We don’t know what to think and that might be the case with many investors, greatly interested in knowing whether the BDCs they own will have to contend with lower loan yields – and thus income.
Late Night Anxieties
A little worrying is the pick up in the number of people applying for unemployment benefits for the first time.
The worst possible scenario for BDC investors would be the Fed cutting rates not because they’ve won the “war” on inflation but due to concerns about a weakening economy.
Defying Gravity
However, can an economy being so fiscally pumped up as ours really slump into a recession without some exogenous and unexpected event?
We just don’t know and till some of these uncertainties clear up – if only for a little while – we doubt BDC prices are going anywhere.
Ca-Ching
Let’s close, though, with a more sanguine viewpoint.
With every passing month, BDCs continue to pay out still very rich distributions.

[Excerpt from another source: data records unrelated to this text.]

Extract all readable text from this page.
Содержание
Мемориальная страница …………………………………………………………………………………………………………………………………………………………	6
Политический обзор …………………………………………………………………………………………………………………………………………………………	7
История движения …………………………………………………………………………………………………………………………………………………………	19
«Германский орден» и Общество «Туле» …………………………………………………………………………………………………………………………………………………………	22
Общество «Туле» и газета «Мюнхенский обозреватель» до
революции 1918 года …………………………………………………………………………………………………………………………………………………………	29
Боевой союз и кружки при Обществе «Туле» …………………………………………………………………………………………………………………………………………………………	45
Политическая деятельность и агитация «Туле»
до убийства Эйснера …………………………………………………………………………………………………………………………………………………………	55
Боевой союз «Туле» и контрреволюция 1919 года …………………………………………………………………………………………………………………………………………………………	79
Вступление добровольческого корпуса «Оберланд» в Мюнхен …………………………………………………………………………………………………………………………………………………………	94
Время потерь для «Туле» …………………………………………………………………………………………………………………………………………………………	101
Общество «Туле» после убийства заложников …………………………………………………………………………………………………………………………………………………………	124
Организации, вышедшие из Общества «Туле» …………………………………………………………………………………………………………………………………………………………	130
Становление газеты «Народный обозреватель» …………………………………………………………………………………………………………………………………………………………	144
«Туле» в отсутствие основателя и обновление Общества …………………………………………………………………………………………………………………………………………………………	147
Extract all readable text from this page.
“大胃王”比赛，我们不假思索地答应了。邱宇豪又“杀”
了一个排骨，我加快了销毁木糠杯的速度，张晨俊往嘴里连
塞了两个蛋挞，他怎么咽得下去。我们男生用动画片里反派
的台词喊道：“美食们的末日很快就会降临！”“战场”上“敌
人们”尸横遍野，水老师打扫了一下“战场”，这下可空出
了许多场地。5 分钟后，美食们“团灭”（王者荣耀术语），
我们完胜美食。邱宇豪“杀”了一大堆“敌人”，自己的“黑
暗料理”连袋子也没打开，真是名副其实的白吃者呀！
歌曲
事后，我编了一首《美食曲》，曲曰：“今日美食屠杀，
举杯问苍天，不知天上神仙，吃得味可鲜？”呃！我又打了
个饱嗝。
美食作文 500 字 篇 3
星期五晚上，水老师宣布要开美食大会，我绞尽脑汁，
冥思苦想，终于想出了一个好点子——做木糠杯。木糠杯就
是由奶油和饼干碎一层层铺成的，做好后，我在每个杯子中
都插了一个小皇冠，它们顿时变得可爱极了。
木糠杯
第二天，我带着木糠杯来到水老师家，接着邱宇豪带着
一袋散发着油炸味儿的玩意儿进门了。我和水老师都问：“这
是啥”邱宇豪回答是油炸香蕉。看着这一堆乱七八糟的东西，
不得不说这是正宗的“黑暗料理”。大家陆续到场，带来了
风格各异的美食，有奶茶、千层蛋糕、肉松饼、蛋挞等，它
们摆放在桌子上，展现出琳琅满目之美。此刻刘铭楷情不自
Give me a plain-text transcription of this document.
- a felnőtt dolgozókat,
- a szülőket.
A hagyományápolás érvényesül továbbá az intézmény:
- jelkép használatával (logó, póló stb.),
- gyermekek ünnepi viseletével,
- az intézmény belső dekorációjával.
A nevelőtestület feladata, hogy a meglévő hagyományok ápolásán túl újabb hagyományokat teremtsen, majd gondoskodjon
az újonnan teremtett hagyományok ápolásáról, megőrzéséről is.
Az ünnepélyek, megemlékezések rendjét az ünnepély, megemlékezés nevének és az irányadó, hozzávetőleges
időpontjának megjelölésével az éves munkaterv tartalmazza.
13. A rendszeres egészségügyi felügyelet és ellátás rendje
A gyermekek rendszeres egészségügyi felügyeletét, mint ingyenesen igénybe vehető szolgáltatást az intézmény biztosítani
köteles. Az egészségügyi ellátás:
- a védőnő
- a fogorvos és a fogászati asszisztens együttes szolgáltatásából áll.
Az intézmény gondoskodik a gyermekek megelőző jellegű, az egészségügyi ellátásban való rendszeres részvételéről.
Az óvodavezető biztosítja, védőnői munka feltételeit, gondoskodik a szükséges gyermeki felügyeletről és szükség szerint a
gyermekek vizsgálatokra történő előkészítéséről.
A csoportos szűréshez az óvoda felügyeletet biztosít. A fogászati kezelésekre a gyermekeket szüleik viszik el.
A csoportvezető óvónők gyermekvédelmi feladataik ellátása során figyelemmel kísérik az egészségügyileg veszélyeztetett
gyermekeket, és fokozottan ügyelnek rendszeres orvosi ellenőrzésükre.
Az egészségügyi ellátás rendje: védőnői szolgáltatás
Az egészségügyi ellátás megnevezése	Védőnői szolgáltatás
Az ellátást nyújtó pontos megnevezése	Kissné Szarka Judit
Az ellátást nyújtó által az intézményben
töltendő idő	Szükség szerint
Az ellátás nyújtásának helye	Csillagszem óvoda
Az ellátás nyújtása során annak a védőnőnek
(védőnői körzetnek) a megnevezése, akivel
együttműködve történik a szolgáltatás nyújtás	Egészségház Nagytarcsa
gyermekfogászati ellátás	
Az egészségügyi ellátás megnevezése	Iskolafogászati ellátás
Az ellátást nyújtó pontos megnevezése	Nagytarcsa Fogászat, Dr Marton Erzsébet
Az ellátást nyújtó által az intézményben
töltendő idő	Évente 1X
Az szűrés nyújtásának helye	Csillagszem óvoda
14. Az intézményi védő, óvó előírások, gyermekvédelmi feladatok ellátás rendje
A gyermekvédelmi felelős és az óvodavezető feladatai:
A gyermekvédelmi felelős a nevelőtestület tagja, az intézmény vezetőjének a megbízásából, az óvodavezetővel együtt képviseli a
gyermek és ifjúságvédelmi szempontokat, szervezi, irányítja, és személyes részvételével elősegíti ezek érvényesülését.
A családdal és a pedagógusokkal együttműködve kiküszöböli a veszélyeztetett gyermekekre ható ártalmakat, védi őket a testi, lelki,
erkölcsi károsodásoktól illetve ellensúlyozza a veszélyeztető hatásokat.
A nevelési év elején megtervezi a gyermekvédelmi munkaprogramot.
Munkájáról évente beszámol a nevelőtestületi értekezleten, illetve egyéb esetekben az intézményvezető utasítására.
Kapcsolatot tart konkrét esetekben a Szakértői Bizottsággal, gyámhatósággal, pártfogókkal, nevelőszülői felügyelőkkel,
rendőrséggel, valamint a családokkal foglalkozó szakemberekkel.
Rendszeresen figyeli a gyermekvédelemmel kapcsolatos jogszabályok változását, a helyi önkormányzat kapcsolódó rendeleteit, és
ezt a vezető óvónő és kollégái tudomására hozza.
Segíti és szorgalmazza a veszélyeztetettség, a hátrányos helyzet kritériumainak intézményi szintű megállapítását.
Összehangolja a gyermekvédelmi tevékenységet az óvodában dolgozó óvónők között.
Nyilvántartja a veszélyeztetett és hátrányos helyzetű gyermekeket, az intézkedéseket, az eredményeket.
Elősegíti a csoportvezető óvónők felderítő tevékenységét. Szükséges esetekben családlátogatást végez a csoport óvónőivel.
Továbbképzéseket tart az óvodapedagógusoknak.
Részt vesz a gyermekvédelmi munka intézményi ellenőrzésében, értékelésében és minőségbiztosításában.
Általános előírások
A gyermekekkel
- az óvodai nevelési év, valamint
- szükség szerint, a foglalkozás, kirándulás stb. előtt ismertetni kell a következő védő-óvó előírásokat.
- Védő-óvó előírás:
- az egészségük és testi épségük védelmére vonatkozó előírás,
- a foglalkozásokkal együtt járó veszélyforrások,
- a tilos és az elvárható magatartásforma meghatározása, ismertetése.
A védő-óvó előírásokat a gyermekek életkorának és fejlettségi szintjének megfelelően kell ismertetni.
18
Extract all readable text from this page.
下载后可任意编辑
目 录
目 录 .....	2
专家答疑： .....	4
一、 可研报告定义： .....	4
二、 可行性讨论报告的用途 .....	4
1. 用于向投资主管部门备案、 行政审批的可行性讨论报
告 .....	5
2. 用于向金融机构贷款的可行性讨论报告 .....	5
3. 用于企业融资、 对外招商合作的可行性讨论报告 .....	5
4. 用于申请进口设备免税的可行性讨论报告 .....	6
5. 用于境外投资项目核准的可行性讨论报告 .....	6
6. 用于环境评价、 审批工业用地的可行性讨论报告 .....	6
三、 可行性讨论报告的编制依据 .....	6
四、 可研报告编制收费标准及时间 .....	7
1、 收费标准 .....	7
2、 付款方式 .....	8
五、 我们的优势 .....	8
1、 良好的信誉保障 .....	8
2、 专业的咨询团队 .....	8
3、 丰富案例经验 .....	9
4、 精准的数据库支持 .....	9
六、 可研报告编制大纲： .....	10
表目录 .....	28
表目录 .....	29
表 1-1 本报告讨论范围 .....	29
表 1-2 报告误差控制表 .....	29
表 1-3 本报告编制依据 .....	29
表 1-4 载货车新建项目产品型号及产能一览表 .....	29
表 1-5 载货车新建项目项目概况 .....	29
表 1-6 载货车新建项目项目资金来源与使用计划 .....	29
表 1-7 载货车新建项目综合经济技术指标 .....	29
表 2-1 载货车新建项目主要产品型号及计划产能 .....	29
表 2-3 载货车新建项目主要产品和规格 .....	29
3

Even if BDC prices continue to tread water till the end of the year, both the sector and most individual BDCs could still generate a positive total return.
We did some back of the envelope calculations and we estimate that if BDC prices froze from here on, more than two-thirds of our coverage universe would end up at the end of 2025 in the black on a total return basis.
We calculate that BIZD would be up 7% in this pro-forma situation. 2025 could yet be a pretty good year after all for BDC investors.